Maggioranza e lungolago
«Non perdono occasione per dire il contrario ma vediamo una certa continuità con l’amministrazione precedente – aggiunge poi Lucchina – c’è una tensione interna alla maggioranza che inizia ad emergere e si nota la voglia di protagonismo di un singolo che vuole apparire dappertutto e così rende comparse gli altri componenti della giunta». Il consigliere di minoranza non fa nomi ma si limita a specificare che non si riferisce al sindaco.
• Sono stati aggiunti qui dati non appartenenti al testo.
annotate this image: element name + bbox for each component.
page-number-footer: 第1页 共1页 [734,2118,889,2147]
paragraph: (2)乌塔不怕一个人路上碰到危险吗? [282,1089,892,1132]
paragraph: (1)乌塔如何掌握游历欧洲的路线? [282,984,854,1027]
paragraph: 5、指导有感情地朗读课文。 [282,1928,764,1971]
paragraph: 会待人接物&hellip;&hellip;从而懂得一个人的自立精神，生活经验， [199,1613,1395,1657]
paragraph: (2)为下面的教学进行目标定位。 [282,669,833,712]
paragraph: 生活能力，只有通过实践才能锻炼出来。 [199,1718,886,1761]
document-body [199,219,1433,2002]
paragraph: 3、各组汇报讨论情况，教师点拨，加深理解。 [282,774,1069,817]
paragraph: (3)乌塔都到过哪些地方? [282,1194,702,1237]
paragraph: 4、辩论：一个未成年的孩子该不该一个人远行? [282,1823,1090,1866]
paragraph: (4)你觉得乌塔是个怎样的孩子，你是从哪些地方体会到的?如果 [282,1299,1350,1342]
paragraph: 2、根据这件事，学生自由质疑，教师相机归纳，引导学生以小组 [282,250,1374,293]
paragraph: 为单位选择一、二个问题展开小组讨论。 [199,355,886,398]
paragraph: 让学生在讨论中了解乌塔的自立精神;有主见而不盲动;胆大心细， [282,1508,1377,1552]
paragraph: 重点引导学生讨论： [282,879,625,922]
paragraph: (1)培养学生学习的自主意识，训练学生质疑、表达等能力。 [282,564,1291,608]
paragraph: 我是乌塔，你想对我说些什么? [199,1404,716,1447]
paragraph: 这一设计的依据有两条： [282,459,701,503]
Lucchina, affiancato da Beatrice Bisanti che siede in consiglio nello stesso gruppo consiliare, parla da un locale del lungolago. Poco lontano c’era il pontile simbolo della passeggiata, crollato la scorsa primavera. «È ancora in quelle condizioni e non c’è nemmeno un progetto, un’idea – attacca Lucchina – è un lungolago da riqualificare, un gioiello che fa fatica a decollare».
Scuola e lavoro
«La nostra è una posizione di opposizione però dando anche una certa disponibilità – prosegue Lucchina – abbiamo votato a favore del piano di zona che è un piano condivisibile, adesso aspettiamo che ci siano i numeri economici. Abbiamo dato segnali di disponibilità alla maggioranza che non sono stati colti, la risposta è sempre stata abbastanza di chiusura e con una certa sufficienza». Quindi ricorda l’impegno sul caso Ilma Plastica e la crisi Beko: sono 100 i lavoratori di Cassinetta residenti a Gavirate. «Ho chiesto che il Comune esprimesse solidarietà ma non è seguito nulla, mentre altri comuni stanno esponendo striscioni». Quindi il tema della scuola. «Abbiamo ottenuto un risultato contro la chiusura della scuola materna di Voltorre: il Comune ha versato 10mila euro. Agiremo ancora in questo modo: gli investimenti sono insufficienti. Lo scuolabus non c’è e la mensa è tra le più care della zona».